Sebenarnya, aku bisa memberimu senyuman. Lalu menyapamu
seharian. Tapi, cinta tidak begitu. Tidak perlu mencari perhatian. Setahuku,
cinta memperhatikan meski dalam diam, merindu meski ditahan.
Aku berharap kau tahu bahwa kadang, memilih untuk diam itu
lebih baik, daripada harus mengubah banyak hal yang sebenarnya tidak perlu
diubah.
Memilih untuk diam memendam rasa bukan berarti kamu
pengecut, tapi, mungkin saja dengan memendam rasa kamu bisa menyelamatkan
hubungan orang lain, mungkin saja kamu bisa tetap bersikap biasa saja ketika
berada di dekatnya, mungkin saja dengan begitu tidak akan banyak orang yang
tersenyum penuh arti ketika melihat kalian berdiri berdampingan, mungkin saja
dengan begitu kamu akan tetap bahagia karena bisa melihatnya tertawa tanpa dia
tahu bahwa kamu bahagia di dekatnya.
Memilih untuk diam memang kadang terasa seperti menyimpan
mawar berduri dalam sakumu, menyakitkan tapi bisa membuatmu merasa memiliki
sesuatu untuk diperjuangkan.
Dan aku seperti wanita itu—bertahan dalam kata mungkin.
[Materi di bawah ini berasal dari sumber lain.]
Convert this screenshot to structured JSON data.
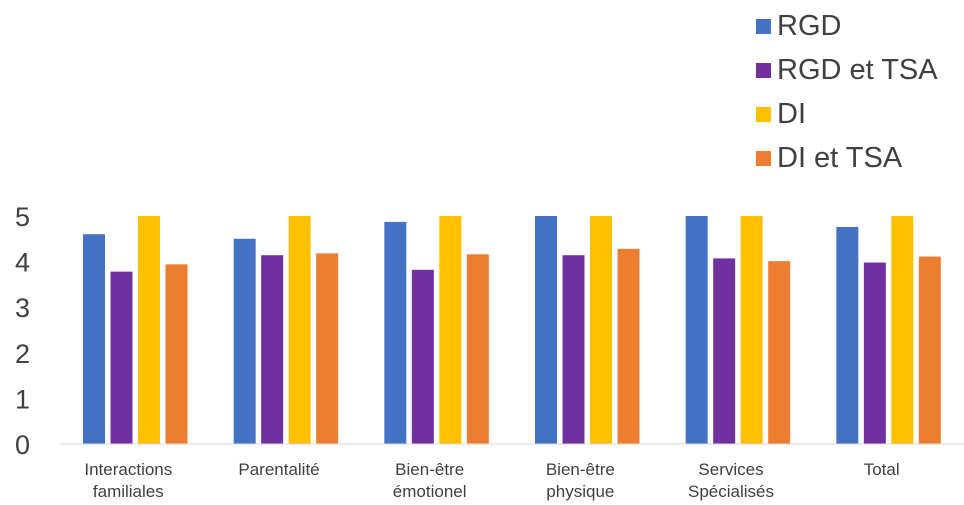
{
  "chart_data": {
    "type": "bar",
    "title": "",
    "xlabel": "",
    "ylabel": "",
    "ylim": [
      0,
      5
    ],
    "yticks": [
      "0",
      "1",
      "2",
      "3",
      "4",
      "5"
    ],
    "categories": [
      [
        "Interactions",
        "familiales"
      ],
      [
        "Parentalité"
      ],
      [
        "Bien-être",
        "émotionel"
      ],
      [
        "Bien-être",
        "physique"
      ],
      [
        "Services",
        "Spécialisés"
      ],
      [
        "Total"
      ]
    ],
    "series": [
      {
        "name": "RGD",
        "color": "#4472C4",
        "values": [
          4.6,
          4.5,
          4.87,
          5.0,
          5.0,
          4.76
        ]
      },
      {
        "name": "RGD et TSA",
        "color": "#7030A0",
        "values": [
          3.78,
          4.14,
          3.82,
          4.14,
          4.07,
          3.98
        ]
      },
      {
        "name": "DI",
        "color": "#FFC000",
        "values": [
          5.0,
          5.0,
          5.0,
          5.0,
          5.0,
          5.0
        ]
      },
      {
        "name": "DI et TSA",
        "color": "#ED7D31",
        "values": [
          3.94,
          4.18,
          4.16,
          4.28,
          4.01,
          4.11
        ]
      }
    ],
    "grid": false,
    "legend_position": "top-right"
  }
}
Mencari
harap dalam senja yang menguning. Dan, ketika aku melihat senja berganti gelap,
aku tahu matamu tak pernah terjebak dalam warna mataku. Tak pernah bisa berbagi
harap dengan rasaku. Tak pernah berbagi rindu dalam malamku.
Dan, sayangnya—walaupun aku tahu kemana ini mengarah—aku
tetap saja melangkah menuju rumah berpintu hatimu. Rumahmu, tapi bukan rumahku.